– Аньезе! – закричала Сальватора, влетая в комнату. Она сдернула простыню и уставилась на дочь, словно проверяя, жива та или нет.
– Мам, да что случилось? – спросила Аньезе.
– Сколько раз я тебя просила, не накрывайся с головой? Стоит на секунду забыться и задохнешься во сне, – выдохнула мать, садясь на кровать и прижимая руку к сердцу. Глубоко вдохнула пару раз и немного успокоилась. – Мы с отцом собираемся на пляж на весь день. Пойдешь с нами?
– Нет, что-то не хочется…
– И что ты будешь делать? Снова просидишь дома весь день? Сегодня же Феррагосто, доченька, развейся немного.
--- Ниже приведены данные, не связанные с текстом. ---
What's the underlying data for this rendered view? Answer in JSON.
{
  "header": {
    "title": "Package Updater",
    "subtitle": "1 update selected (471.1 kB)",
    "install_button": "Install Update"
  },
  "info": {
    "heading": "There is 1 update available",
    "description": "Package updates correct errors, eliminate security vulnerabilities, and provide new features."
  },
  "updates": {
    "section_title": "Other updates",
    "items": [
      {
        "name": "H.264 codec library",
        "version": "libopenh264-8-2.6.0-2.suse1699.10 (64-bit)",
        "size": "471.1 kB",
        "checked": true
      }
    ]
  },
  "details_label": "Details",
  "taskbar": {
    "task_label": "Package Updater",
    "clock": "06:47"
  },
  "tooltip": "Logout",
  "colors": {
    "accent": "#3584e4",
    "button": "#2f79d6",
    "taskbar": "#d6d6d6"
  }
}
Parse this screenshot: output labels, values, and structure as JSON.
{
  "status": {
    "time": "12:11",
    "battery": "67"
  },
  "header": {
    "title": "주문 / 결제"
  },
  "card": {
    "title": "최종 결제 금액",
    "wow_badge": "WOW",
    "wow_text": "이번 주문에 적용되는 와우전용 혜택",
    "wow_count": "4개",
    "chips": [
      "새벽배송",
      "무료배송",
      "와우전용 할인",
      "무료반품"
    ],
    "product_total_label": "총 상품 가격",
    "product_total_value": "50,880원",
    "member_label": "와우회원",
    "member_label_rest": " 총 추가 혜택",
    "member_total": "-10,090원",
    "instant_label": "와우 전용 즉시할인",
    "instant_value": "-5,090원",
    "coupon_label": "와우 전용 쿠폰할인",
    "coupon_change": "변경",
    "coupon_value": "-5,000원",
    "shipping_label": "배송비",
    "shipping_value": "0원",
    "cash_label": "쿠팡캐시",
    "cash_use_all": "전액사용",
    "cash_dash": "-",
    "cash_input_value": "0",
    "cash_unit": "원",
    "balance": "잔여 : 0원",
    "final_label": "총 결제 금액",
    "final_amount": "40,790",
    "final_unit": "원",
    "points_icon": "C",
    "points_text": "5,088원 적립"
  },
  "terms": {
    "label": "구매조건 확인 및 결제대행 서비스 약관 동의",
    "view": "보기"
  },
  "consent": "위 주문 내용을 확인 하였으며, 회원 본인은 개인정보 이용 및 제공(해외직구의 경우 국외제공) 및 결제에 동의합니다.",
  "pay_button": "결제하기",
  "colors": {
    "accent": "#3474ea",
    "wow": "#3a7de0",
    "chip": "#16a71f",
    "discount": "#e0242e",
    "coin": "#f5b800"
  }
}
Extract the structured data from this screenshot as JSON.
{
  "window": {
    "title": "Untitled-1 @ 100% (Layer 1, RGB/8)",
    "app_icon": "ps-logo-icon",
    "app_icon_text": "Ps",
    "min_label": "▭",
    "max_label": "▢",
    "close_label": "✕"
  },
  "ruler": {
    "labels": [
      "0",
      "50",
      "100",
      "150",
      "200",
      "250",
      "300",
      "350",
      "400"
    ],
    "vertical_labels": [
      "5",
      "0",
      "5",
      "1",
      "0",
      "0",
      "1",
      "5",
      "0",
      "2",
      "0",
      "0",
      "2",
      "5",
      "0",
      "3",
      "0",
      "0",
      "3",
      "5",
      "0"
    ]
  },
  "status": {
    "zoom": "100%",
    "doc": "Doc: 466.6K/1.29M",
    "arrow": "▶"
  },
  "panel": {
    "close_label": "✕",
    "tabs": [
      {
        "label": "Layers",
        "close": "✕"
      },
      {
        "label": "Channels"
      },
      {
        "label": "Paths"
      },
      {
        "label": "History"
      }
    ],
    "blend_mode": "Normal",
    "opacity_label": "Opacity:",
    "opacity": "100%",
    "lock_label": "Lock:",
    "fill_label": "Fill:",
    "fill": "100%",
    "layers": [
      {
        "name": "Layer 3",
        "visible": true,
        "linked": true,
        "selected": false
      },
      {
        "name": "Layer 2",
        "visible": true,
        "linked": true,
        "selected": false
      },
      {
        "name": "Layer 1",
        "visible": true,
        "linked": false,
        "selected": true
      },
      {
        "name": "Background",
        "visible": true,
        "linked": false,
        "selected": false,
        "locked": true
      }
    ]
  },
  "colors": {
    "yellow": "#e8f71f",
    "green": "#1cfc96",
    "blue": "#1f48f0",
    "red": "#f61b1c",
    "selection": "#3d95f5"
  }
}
– Может, я присоединюсь к вам позже, ладно?
Сальватора с тревогой посмотрела на нее.
– Почему бы тебе не зайти за Терезой и не пойти с ней?
Аньезе села на кровати.
– Мама, я не видела Терезу уже несколько недель. Мы больше не подруги, как раньше. Даже не знаю, подруги ли мы вообще…
– Да что за глупости! – возразила Сальватора, вставая. – Дружба так просто не заканчивается. Иногда люди отдаляются друг от друга, но потом снова сходятся. – Она подняла с пола платье дочери и повесила его на спинку стула.
– А ты откуда знаешь? У тебя же нет подруг, – пробормотала Аньезе.
Мать обиженно посмотрела на нее.
– Смотри-ка, какая ты у нас стала умная, а! Пререкаешься с матерью, дерзишь… И за что мне такое наказание, – проворчала она, выходя из спальни.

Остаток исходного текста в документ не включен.